Dex writes:
You must declare on your USA tax form if you have a overseas account and declare any income from it. It is taxable income.
Yes, you will need to file Form TD F 90-22.1 on any foreign accounts if the total is over $10,000. Note that you file the form directly with the Treasury, not with the IRS, though you can download the form from the IRS website.
The basis for the gain or loss on the sale of the asset (you could gain or lose money on the sale of the euros) is the date of death of her farther.

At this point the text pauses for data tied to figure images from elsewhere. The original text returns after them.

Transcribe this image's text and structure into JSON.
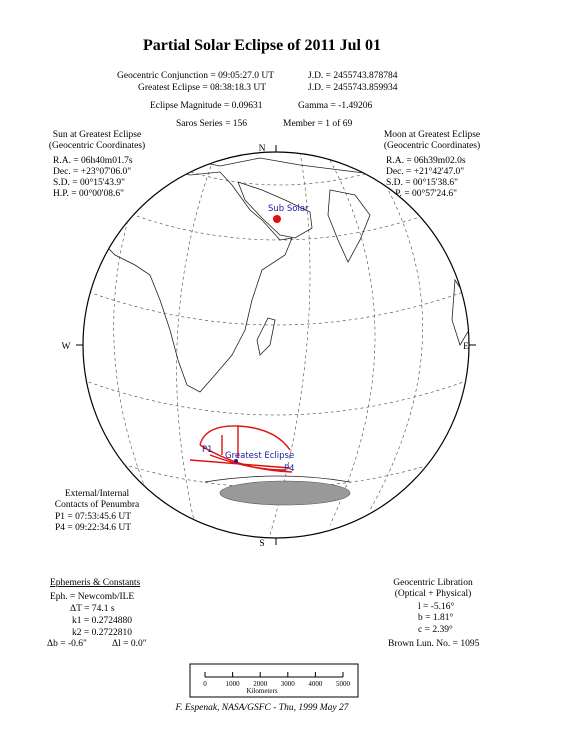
{
  "title": "Partial Solar Eclipse of 2011 Jul 01",
  "header": {
    "conjunction": "Geocentric Conjunction =  09:05:27.0 UT",
    "conjunction_jd": "J.D. =  2455743.878784",
    "greatest": "Greatest Eclipse =  08:38:18.3 UT",
    "greatest_jd": "J.D. =  2455743.859934",
    "magnitude": "Eclipse Magnitude =  0.09631",
    "gamma": "Gamma =  -1.49206",
    "saros": "Saros Series = 156",
    "member": "Member =   1 of 69"
  },
  "sun": {
    "title": "Sun at Greatest Eclipse",
    "subtitle": "(Geocentric Coordinates)",
    "lines": [
      "R.A. =  06h40m01.7s",
      "Dec. =  +23°07'06.0\"",
      "S.D. =  00°15'43.9\"",
      "H.P. =  00°00'08.6\""
    ]
  },
  "moon": {
    "title": "Moon at Greatest Eclipse",
    "subtitle": "(Geocentric Coordinates)",
    "lines": [
      "R.A. =  06h39m02.0s",
      "Dec. =  +21°42'47.0\"",
      "S.D. =  00°15'38.6\"",
      "H.P. =  00°57'24.6\""
    ]
  },
  "compass": {
    "north": "N",
    "south": "S",
    "west": "W",
    "east": "E"
  },
  "map_labels": {
    "sub_solar": "Sub Solar",
    "greatest": "Greatest Eclipse",
    "p1": "P1",
    "p4": "P4"
  },
  "contacts": {
    "title": "External/Internal",
    "subtitle": "Contacts of Penumbra",
    "lines": [
      "P1 =  07:53:45.6 UT",
      "P4 =  09:22:34.6 UT"
    ]
  },
  "ephemeris": {
    "title": "Ephemeris & Constants",
    "eph": "Eph. = Newcomb/ILE",
    "dt": "ΔT =     74.1 s",
    "k1": "k1 =  0.2724880",
    "k2": "k2 =  0.2722810",
    "db": "Δb =  -0.6\"",
    "dl": "Δl =    0.0\""
  },
  "libration": {
    "title": "Geocentric Libration",
    "subtitle": "(Optical + Physical)",
    "l": "l =   -5.16°",
    "b": "b =    1.81°",
    "c": "c =    2.39°",
    "brown": "Brown Lun. No. = 1095"
  },
  "scale": {
    "ticks": [
      "0",
      "1000",
      "2000",
      "3000",
      "4000",
      "5000"
    ],
    "unit": "Kilometers"
  },
  "footer": "F. Espenak, NASA/GSFC - Thu, 1999 May 27"
}
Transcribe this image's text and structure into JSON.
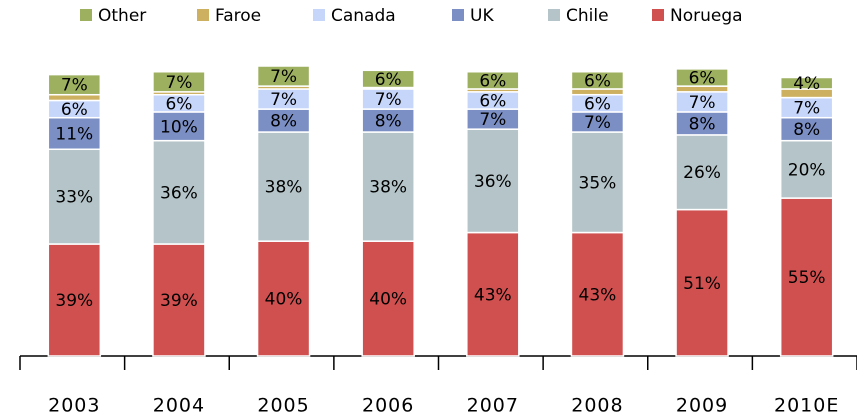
{
  "chart_data": {
    "type": "bar",
    "stacked": true,
    "categories": [
      "2003",
      "2004",
      "2005",
      "2006",
      "2007",
      "2008",
      "2009",
      "2010E"
    ],
    "series": [
      {
        "name": "Other",
        "color": "#9db060",
        "values": [
          7,
          7,
          7,
          6,
          6,
          6,
          6,
          4
        ],
        "value_labels": [
          "7%",
          "7%",
          "7%",
          "6%",
          "6%",
          "6%",
          "6%",
          "4%"
        ]
      },
      {
        "name": "Faroe",
        "color": "#cdb060",
        "values": [
          2,
          1,
          1,
          0.5,
          1,
          2,
          2,
          3
        ]
      },
      {
        "name": "Canada",
        "color": "#c6d6fb",
        "values": [
          6,
          6,
          7,
          7,
          6,
          6,
          7,
          7
        ],
        "value_labels": [
          "6%",
          "6%",
          "7%",
          "7%",
          "6%",
          "6%",
          "7%",
          "7%"
        ]
      },
      {
        "name": "UK",
        "color": "#7b8fc4",
        "values": [
          11,
          10,
          8,
          8,
          7,
          7,
          8,
          8
        ],
        "value_labels": [
          "11%",
          "10%",
          "8%",
          "8%",
          "7%",
          "7%",
          "8%",
          "8%"
        ]
      },
      {
        "name": "Chile",
        "color": "#b4c4c8",
        "values": [
          33,
          36,
          38,
          38,
          36,
          35,
          26,
          20
        ],
        "value_labels": [
          "33%",
          "36%",
          "38%",
          "38%",
          "36%",
          "35%",
          "26%",
          "20%"
        ]
      },
      {
        "name": "Noruega",
        "color": "#d05050",
        "values": [
          39,
          39,
          40,
          40,
          43,
          43,
          51,
          55
        ],
        "value_labels": [
          "39%",
          "39%",
          "40%",
          "40%",
          "43%",
          "43%",
          "51%",
          "55%"
        ]
      }
    ]
  }
}
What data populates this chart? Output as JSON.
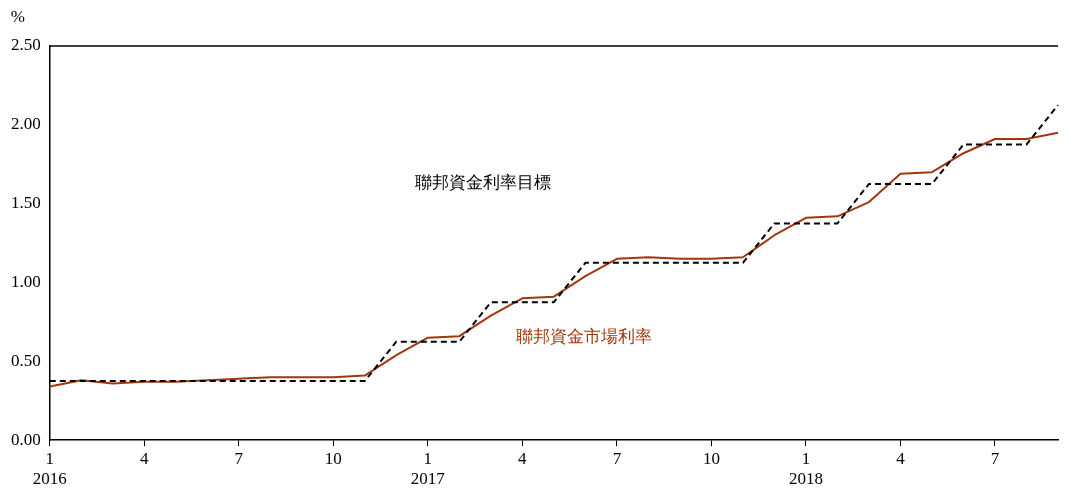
{
  "chart_data": {
    "type": "line",
    "ylabel": "%",
    "categories": [
      "1\n2016",
      null,
      null,
      "4",
      null,
      null,
      "7",
      null,
      null,
      "10",
      null,
      null,
      "1\n2017",
      null,
      null,
      "4",
      null,
      null,
      "7",
      null,
      null,
      "10",
      null,
      null,
      "1\n2018",
      null,
      null,
      "4",
      null,
      null,
      "7",
      null,
      null
    ],
    "series": [
      {
        "name": "聯邦資金利率目標",
        "color": "#000000",
        "line_style": "dashed",
        "values": [
          0.375,
          0.375,
          0.375,
          0.375,
          0.375,
          0.375,
          0.375,
          0.375,
          0.375,
          0.375,
          0.375,
          0.625,
          0.625,
          0.625,
          0.875,
          0.875,
          0.875,
          1.125,
          1.125,
          1.125,
          1.125,
          1.125,
          1.125,
          1.375,
          1.375,
          1.375,
          1.625,
          1.625,
          1.625,
          1.875,
          1.875,
          1.875,
          2.125
        ]
      },
      {
        "name": "聯邦資金市場利率",
        "color": "#a0380f",
        "line_style": "solid",
        "values": [
          0.34,
          0.38,
          0.36,
          0.37,
          0.37,
          0.38,
          0.39,
          0.4,
          0.4,
          0.4,
          0.41,
          0.54,
          0.65,
          0.66,
          0.79,
          0.9,
          0.91,
          1.04,
          1.15,
          1.16,
          1.15,
          1.15,
          1.16,
          1.3,
          1.41,
          1.42,
          1.51,
          1.69,
          1.7,
          1.82,
          1.91,
          1.91,
          1.95
        ]
      }
    ],
    "ylim": [
      0,
      2.5
    ],
    "yticks": [
      {
        "value": 0,
        "label": "0.00"
      },
      {
        "value": 0.5,
        "label": "0.50"
      },
      {
        "value": 1,
        "label": "1.00"
      },
      {
        "value": 1.5,
        "label": "1.50"
      },
      {
        "value": 2,
        "label": "2.00"
      },
      {
        "value": 2.5,
        "label": "2.50"
      }
    ],
    "grid": false,
    "legend": false,
    "marker": "none"
  }
}
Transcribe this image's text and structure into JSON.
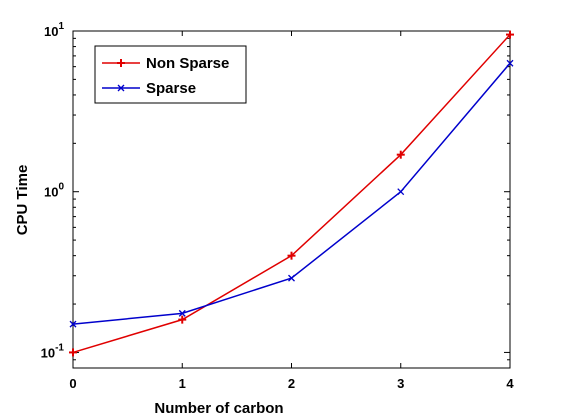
{
  "chart_data": {
    "type": "line",
    "x": [
      0,
      1,
      2,
      3,
      4
    ],
    "xlabel": "Number of carbon",
    "ylabel": "CPU Time",
    "xlim": [
      0,
      4
    ],
    "ylim": [
      0.08,
      10
    ],
    "yscale": "log",
    "xticks": [
      "0",
      "1",
      "2",
      "3",
      "4"
    ],
    "yticks": [
      {
        "value": 0.1,
        "base": "10",
        "exp": "-1"
      },
      {
        "value": 1,
        "base": "10",
        "exp": "0"
      },
      {
        "value": 10,
        "base": "10",
        "exp": "1"
      }
    ],
    "grid": false,
    "legend_position": "top-left",
    "series": [
      {
        "name": "Non Sparse",
        "values": [
          0.1,
          0.16,
          0.4,
          1.7,
          9.5
        ],
        "color": "#e00000",
        "marker": "plus"
      },
      {
        "name": "Sparse",
        "values": [
          0.15,
          0.175,
          0.29,
          1.0,
          6.3
        ],
        "color": "#0000cc",
        "marker": "x"
      }
    ]
  }
}
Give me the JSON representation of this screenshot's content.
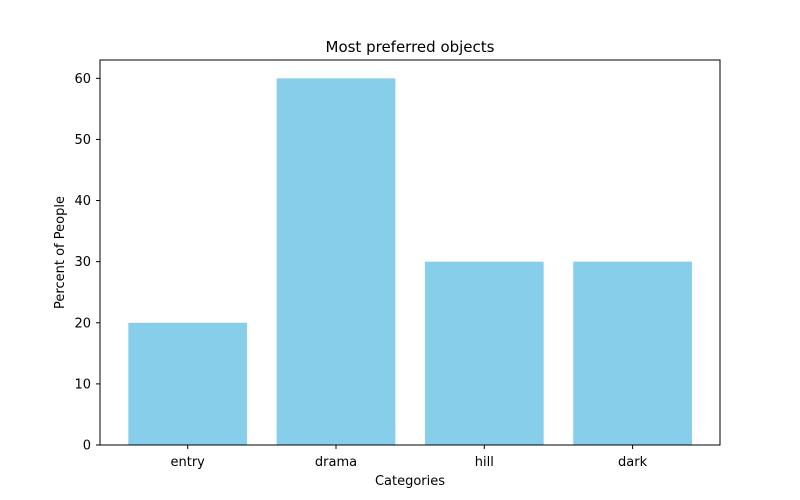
{
  "chart_data": {
    "type": "bar",
    "title": "Most preferred objects",
    "xlabel": "Categories",
    "ylabel": "Percent of People",
    "categories": [
      "entry",
      "drama",
      "hill",
      "dark"
    ],
    "values": [
      20,
      60,
      30,
      30
    ],
    "ylim": [
      0,
      63
    ],
    "yticks": [
      0,
      10,
      20,
      30,
      40,
      50,
      60
    ],
    "grid": false,
    "bar_color": "#87CEEB"
  }
}
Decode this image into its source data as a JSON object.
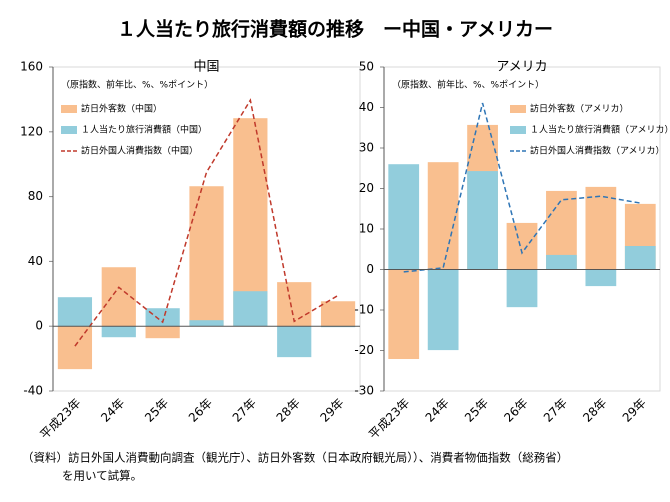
{
  "title": "１人当たり旅行消費額の推移　ー中国・アメリカー",
  "source": [
    "（資料）訪日外国人消費動向調査（観光庁）、訪日外客数（日本政府観光局））、消費者物価指数（総務省）",
    "を用いて試算。"
  ],
  "chart_data": [
    {
      "type": "bar",
      "title": "中国",
      "subtitle": "（原指数、前年比、%、%ポイント）",
      "categories": [
        "平成23年",
        "24年",
        "25年",
        "26年",
        "27年",
        "28年",
        "29年"
      ],
      "ylim": [
        -40,
        160
      ],
      "yticks": [
        -40,
        0,
        40,
        80,
        120,
        160
      ],
      "legend": "upper left",
      "series": [
        {
          "name": "訪日外客数（中国）",
          "type": "bar",
          "color": "#f9bf8f",
          "values": [
            -26.5,
            36.4,
            -7.4,
            86.4,
            128.4,
            27.2,
            15.4
          ]
        },
        {
          "name": "１人当たり旅行消費額（中国）",
          "type": "bar",
          "color": "#92cddc",
          "values": [
            17.9,
            -6.8,
            11.1,
            3.7,
            21.6,
            -19.1,
            -0.6
          ]
        },
        {
          "name": "訪日外国人消費指数（中国）",
          "type": "line",
          "line_style": "dashed",
          "color": "#c0392b",
          "values": [
            -12.3,
            24,
            2.5,
            95,
            139.5,
            3,
            19
          ]
        }
      ]
    },
    {
      "type": "bar",
      "title": "アメリカ",
      "subtitle": "（原指数、前年比、%、%ポイント）",
      "categories": [
        "平成23年",
        "24年",
        "25年",
        "26年",
        "27年",
        "28年",
        "29年"
      ],
      "ylim": [
        -30,
        50
      ],
      "yticks": [
        -30,
        -20,
        -10,
        0,
        10,
        20,
        30,
        40,
        50
      ],
      "legend": "upper right",
      "series": [
        {
          "name": "訪日外客数（アメリカ）",
          "type": "bar",
          "color": "#f9bf8f",
          "values": [
            -22.1,
            26.5,
            35.7,
            11.5,
            19.4,
            20.4,
            16.2
          ]
        },
        {
          "name": "１人当たり旅行消費額（アメリカ）",
          "type": "bar",
          "color": "#92cddc",
          "values": [
            26,
            -19.9,
            24.3,
            -9.3,
            3.6,
            -4.1,
            5.8
          ]
        },
        {
          "name": "訪日外国人消費指数（アメリカ）",
          "type": "line",
          "line_style": "dashed",
          "color": "#2e75b6",
          "values": [
            -0.6,
            0.4,
            41.1,
            4.1,
            17.2,
            18.1,
            16.4
          ]
        }
      ]
    }
  ]
}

If she inherits cash, I don't think there is any need to worry about cost basis if she later converts that cash to dollars. That is a one-way exchange, so no gain/loss calculation applies as it would in a round-trip transaction. For example, when I earn yen, and later purchase dollars, this is not considered a taxable event, from what the IRS has told me. (To be precise, the earning yen part is of course taxable, but the later purchase of dollars at some different prevailing exchange rate is not a taxable event.) I think the inheritance discussed here would be treated similarly (though I could be wrong). If she inherits securities instead, then of course the cost basis at time of death applies.
By the way, Rich, if your wife decides to invest the money in Germany, she will probably want to avoid German mutual funds, for US tax reasons. Instead go for straight stocks, bonds, or other directly-held assets.